Swissnex Shanghai : La Chine de l’innovation
Depuis quelques années, la Chine ne cesse d’être au centre des débats lorsqu’on parle de technologies de l’innovation. Promu à la tête de Swissnex Shanghai depuis 2012, après avoir passé plus de dix ans à Boston, Pascal Marmier est un témoin privilégié d’un univers marqué par l’accélération.
Vous êtes venu à Shanghai après avoir travaillé pour Swissnex Boston.
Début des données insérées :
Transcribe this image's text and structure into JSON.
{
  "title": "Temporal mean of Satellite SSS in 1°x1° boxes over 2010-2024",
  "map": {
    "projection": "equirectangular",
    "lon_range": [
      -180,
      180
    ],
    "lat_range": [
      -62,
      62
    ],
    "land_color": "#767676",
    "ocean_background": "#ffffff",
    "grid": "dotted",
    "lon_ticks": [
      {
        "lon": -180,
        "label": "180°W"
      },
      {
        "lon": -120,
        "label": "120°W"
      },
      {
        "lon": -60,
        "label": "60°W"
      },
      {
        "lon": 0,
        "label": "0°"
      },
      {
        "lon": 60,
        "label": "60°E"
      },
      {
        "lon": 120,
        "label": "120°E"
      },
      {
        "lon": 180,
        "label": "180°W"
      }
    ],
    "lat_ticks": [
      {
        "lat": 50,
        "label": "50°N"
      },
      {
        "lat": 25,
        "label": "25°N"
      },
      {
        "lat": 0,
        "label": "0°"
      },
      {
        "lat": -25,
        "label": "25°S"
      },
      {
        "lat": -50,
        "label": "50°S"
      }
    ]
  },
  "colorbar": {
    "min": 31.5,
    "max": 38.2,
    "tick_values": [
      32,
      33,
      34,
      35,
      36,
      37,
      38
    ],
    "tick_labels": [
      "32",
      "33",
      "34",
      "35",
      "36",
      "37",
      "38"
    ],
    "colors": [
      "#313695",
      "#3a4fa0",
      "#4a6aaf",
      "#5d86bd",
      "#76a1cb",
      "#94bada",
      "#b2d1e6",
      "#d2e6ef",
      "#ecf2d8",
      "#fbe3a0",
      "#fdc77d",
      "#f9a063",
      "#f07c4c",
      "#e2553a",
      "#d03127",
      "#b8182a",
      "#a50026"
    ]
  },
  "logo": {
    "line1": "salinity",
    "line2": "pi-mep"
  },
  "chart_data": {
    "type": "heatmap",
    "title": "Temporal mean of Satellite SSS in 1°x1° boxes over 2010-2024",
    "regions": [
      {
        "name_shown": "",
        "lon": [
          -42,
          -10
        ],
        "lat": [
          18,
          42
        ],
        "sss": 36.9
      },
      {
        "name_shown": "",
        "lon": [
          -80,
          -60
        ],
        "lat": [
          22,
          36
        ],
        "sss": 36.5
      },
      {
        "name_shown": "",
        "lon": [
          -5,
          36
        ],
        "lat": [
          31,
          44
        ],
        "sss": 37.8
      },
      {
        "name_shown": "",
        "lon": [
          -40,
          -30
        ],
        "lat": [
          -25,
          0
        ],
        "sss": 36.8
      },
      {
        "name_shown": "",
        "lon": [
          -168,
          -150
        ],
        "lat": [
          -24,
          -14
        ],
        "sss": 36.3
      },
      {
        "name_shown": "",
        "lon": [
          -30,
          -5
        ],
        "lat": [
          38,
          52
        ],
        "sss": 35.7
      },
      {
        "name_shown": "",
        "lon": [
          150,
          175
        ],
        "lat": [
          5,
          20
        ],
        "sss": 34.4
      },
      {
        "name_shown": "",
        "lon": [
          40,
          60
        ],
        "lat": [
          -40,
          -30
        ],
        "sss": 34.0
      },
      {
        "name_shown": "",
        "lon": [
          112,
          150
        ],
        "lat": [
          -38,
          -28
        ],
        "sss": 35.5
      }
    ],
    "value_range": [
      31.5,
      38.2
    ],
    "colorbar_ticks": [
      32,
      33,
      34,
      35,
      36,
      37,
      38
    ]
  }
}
Comment avez-vous été amené à lancer votre carrière aux Etats-Unis et quelles ont été vos impressions ?
Ma première surprise a été de voir à quel point le reste du monde était compétitif par rapport à la Suisse où, en tant que jeune juriste, il était encore possible de faire une carrière « unilatérale ». On pouvait encore imaginer trouver un premier job et en ressortir quarante ans plus tard. J’exagère un petit peu, mais je me suis rendu compte que ce genre de trajectoire assez monocolore n’existait pas aux Etats-Unis. Ma carrière a véritablement débuté suite à la rencontre avec Xavier Comtesse, qui avait l’idée de créer une sorte de délégation suisse pour l’innovation et la technologie. Je venais de passer une année dans une faculté de droit américaine, où certaines orientations touchaient déjà à ces questions d’innovation, et c’est comme ça que je me suis embarqué dans l’aventure en 1999, au moment où une grande partie des activités de Swissnex Boston touchaient aux domaines de l’entreprenariat et de l’innovation. Par la suite, je l’ai dirigé, jusqu’à mon départ pour la Chine.
Dans quel esprit êtes-vous arrivé en Chine ? Aviez-vous déjà une connaissance de la situation dans le domaine des innovations technologiques ?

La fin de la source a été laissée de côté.